CGG Weekly, October 11, 2013

"He who cherishes a beautiful vision, a lofty ideal in his heart, will one day realize it."
James Allen

In last week's essay, we considered that most of us know less than we think we know, that we carry around a lot of misconceptions, and that we have little idea about what it is like to be blind. While the majority of us can see physically, we are beset by other kinds of blindness, and too many of us are ignorant of them. We are often blinded by prejudices, past experiences, and inabilities in seeing what is really going on with a person or situation. Because of these kinds of blindness, we tend to make poor judgments.

Being unable to see many aspects of both the broad and the detailed views of circumstances, our perception is based mostly upon what we imagine things to be. We make guesses and assumptions—many more of them than we think we do. As limited human beings, we have little more than that to work with. In many cases, we cannot know what happened before, nor can we see but a sliver of what is actually happening in the present.

So, we find ourselves thinking less of one person and more of another than we should. We consider Mary sincere and "deeply converted," while we think that Bob is "about as converted as a pencil." Having come to this conclusion—based on almost no real evidence—we may question Bob's motives and even go so far as to speak badly about him to others.

According to our Savior Jesus Christ, this should not be. He makes this very clear in the Sermon on the Mount:

And why do you look at the speck in your brother's eye, but do not perceive the plank in your own eye? Or how can you say to your brother, "Brother, let me remove the speck that is in your eye," when you yourself do not see the plank that is in your own eye? Hypocrite! First remove the plank from your own eye, and then you will see clearly to remove the speck that is in your brother's eye. (Luke 6:41-42)

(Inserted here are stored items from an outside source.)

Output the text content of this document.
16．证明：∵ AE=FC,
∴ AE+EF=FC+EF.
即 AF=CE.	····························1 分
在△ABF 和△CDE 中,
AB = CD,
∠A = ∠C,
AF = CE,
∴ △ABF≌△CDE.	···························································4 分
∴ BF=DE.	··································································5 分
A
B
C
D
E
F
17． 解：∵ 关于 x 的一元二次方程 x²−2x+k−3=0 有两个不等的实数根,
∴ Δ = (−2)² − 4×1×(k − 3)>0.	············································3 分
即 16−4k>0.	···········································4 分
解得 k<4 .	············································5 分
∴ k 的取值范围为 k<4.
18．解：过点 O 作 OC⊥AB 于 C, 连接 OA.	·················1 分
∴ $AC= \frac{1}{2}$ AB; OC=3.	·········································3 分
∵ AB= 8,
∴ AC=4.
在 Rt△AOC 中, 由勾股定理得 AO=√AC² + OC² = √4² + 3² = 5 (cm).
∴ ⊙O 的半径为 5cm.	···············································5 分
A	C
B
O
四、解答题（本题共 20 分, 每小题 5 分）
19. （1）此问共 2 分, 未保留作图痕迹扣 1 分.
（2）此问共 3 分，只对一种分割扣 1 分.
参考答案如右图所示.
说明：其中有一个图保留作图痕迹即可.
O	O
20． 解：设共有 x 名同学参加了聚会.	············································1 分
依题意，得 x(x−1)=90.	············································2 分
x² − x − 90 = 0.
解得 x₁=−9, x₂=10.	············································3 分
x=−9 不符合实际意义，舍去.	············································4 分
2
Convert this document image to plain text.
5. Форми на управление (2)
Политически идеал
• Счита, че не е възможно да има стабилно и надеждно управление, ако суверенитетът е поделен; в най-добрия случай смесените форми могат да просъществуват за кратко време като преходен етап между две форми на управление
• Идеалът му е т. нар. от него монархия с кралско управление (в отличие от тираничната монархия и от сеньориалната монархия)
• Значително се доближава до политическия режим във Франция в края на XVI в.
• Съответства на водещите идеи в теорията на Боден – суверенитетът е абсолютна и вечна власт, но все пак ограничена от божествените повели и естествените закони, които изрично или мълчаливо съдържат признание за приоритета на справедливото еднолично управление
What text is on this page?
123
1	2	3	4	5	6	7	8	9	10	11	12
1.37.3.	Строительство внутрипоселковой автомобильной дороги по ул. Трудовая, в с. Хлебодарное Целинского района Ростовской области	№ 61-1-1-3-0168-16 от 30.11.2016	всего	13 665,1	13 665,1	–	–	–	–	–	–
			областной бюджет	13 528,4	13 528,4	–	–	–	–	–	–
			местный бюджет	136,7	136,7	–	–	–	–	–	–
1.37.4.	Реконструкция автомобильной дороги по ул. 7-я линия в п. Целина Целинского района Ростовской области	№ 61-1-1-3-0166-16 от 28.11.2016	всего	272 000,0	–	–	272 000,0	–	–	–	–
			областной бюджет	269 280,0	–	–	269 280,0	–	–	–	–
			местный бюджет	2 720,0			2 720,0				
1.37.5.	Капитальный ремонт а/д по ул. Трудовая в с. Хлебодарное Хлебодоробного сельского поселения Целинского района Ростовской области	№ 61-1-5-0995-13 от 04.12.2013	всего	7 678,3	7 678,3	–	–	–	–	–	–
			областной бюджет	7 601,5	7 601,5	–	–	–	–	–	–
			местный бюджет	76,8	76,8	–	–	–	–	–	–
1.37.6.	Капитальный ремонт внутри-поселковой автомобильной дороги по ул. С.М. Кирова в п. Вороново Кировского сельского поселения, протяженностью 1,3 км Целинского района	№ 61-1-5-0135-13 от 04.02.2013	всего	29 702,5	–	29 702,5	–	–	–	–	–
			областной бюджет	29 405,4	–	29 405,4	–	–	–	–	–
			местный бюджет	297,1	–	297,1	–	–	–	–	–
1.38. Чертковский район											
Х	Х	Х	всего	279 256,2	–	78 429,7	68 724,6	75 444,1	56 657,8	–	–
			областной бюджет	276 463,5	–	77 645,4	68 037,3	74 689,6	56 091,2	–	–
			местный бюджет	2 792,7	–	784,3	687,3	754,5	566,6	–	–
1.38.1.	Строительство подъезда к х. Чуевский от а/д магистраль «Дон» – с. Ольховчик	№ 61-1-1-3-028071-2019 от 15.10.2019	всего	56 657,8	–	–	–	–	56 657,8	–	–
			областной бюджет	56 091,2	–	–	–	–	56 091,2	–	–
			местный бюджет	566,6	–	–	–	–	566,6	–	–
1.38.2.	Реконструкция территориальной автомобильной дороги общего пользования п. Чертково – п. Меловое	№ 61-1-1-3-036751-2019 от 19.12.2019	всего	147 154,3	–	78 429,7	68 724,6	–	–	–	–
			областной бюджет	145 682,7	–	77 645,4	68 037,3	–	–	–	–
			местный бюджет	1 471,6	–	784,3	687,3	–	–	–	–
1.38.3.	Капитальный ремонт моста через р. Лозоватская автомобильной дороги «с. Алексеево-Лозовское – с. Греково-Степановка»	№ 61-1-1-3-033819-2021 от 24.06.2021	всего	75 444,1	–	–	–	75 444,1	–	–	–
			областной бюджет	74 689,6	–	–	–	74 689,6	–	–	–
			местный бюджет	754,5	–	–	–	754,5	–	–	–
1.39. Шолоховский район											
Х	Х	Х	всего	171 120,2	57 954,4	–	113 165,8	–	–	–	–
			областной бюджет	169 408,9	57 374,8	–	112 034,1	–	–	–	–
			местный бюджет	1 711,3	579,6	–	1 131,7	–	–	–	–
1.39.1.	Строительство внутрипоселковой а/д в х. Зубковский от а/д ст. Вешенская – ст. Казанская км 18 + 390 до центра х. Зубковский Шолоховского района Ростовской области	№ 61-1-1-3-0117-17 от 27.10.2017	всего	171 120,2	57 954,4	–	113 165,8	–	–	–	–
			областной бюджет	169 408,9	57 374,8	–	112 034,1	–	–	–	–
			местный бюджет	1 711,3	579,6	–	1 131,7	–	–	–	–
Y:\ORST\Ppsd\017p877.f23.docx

While we may not be blind, we have our own "planks" that distort our discernment of the truth about others. Criticizing others for their faults makes us hypocrites, and certainly, if we try to lead them out of their faults before working to remove our own glaring sins, we will be much like the blind leading the blind into the ditch, which Jesus describes in Luke 6:39. While we are all sinful creatures, we need to make sure that we cast our most discerning gazes on ourselves and, in all humility, refrain from "fixing" others, especially when we have similar problems!

What kind of adjustments can we make to compensate for our innate blindness to see what is really going on in another's life? The physically vision-impaired person may wear glasses or contact lenses or undergo eye surgery to improve his sight problems. But no eyeglasses in the world can help us to see another person's heart. Laser surgery is worthless against our ignorance of another's background or circumstances. Is there anything we can do?

Years ago, a friend of mine in Tucson came to church services one Sabbath with a patch over his eye. Concluding that he had injured it, I did not think much more about it until he showed up a few weeks later with the patch over the other eye. He explained that he was exercising his eyes to improve his vision.

There is our answer! We must exercise ourselves in the skill of discernment. We must train ourselves in how to "look" at other people. If nothing else, we can "squint," trying to see beyond what we normally and habitually imagine of others. Paul writes in Acts 24:16 (The Amplified Bible, AMP): "Therefore I always exercise and discipline myself [mortifying my body, deadening my carnal affections, bodily appetites, and worldly desires, endeavoring in all respects] to have a clear (unshaken, blameless) conscience, void of offense toward God and toward men."

The apostle Peter provides us some ground rules for our training in I Peter 3:8-12:

Finally, all of you be of one mind, having compassion for one another; love as brothers, be tenderhearted, be courteous; not returning evil for evil or reviling for reviling, but on the contrary blessing, knowing that you were called to this, that you may inherit a blessing. For

"He who would love life and see good days,
Let him refrain his tongue from evil,
And his lips from speaking deceit.
Let him turn away from evil and do good;
Let him seek peace and pursue it.
For the eyes of the LORD are on the righteous,
And His ears are open to their prayers;
But the face of the LORD is against those who do evil."

To begin recovering from our blindness, then, we must begin with true, godly love for our brethren. We have to add sympathy and courtesy and a good measure of helpfulness. We must make sure we bite our tongues, bury our hatchets, and swallow our pride. Most of all, we need to remember that God the Judge is watching and that He rewards those who do good and punishes those who cause harm.

In summary, unlike God, we cannot know or understand everything that comes within our view; it is far beyond our capabilities. We have great difficulty seeing beyond our prejudices and opinions. So, we need to be careful about what we say and how we react to what we think we have seen. Only God sees all and knows all, and He is our righteous judge. We need to get out of His way and out of His business!

We need to take pains to improve our judgment and sincerely try to act and react to others in love. We will not do it well every time; it will take consistent effort and commitment. But if we keep at it, our experiences will begin to develop in us a keener "eye" for what others are really like and what they are actually going through.

It sounds like a lot of work, a lot to bear in mind. But what is it worth to see the truth?